Frequently asked questions
How does saving pocket money add up?
Every week you add a small amount, and over time those small amounts get really big. Saving just $5 a week is $260 a year — enough for a nice gift or a chunk of a bigger goal. The trick is doing it every week without skipping. Even saving $1 or $2 a week is worth doing, because the habit matters more than the amount when you're starting.
Why does saving early matter?
Two reasons: you build the habit, which sticks with you for life, and your money has more time to grow.

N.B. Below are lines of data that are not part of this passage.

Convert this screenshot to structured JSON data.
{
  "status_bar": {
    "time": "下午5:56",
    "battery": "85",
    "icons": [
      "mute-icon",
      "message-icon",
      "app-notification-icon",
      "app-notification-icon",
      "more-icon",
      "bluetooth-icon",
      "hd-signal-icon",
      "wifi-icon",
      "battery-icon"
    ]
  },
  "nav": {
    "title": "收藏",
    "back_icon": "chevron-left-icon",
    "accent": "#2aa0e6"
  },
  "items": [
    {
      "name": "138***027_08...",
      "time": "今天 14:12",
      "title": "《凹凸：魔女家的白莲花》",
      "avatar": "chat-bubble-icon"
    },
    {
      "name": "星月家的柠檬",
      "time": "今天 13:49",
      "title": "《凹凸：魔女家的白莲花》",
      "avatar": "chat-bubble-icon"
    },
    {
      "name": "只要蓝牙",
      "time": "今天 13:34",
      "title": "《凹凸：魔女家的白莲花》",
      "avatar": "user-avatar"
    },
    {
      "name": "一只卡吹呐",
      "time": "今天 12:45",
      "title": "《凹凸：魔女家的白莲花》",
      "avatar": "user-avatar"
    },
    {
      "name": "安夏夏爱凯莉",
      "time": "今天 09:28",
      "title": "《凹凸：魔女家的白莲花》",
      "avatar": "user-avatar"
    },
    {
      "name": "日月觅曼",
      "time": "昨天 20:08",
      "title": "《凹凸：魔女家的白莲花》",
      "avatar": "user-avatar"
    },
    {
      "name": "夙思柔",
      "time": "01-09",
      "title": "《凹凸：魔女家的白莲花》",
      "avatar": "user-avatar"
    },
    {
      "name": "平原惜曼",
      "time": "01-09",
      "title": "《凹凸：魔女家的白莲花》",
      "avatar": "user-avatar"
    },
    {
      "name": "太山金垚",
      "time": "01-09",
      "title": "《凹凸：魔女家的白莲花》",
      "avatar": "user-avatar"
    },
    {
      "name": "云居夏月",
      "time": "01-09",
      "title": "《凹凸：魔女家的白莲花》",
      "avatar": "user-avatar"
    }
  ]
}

Money saved when you're 10 has 8 years to earn interest before you might want it for something at 18 — that's much more growth than money saved at 17. Saving early gives time a chance to do the work for you.
What if I save a little more each week?
The calculator shows the answer instantly — try changing the savings percent and see how the final number jumps. Saving 60% instead of 50% over 2 years gives you about $200 more. Going from 50% to 75% gives you about $500 more. The lever that grows your balance fastest is how much you save each week, not the interest rate.
How long until I reach my goal?
Use the kids saving goal calculator alongside this one — that one tells you how many weeks until you hit a specific target. If you want $200 for something special and you save $10 a week, that's 20 weeks (about 5 months). The two calculators answer different sides of the same question: this one shows what your habit produces; the goal calculator works backwards from a target.
What's the best place to keep my pocket money savings?
A savings account designed for kids — most banks have one. Look for one with no fees and a reasonable interest rate. Keeping money in a piggy bank is fine for very small amounts, but once you have $50 or more, an account adds up faster because the bank pays you a tiny bit for keeping your money there. Ask a parent or carer for help opening one if you don't have an account yet.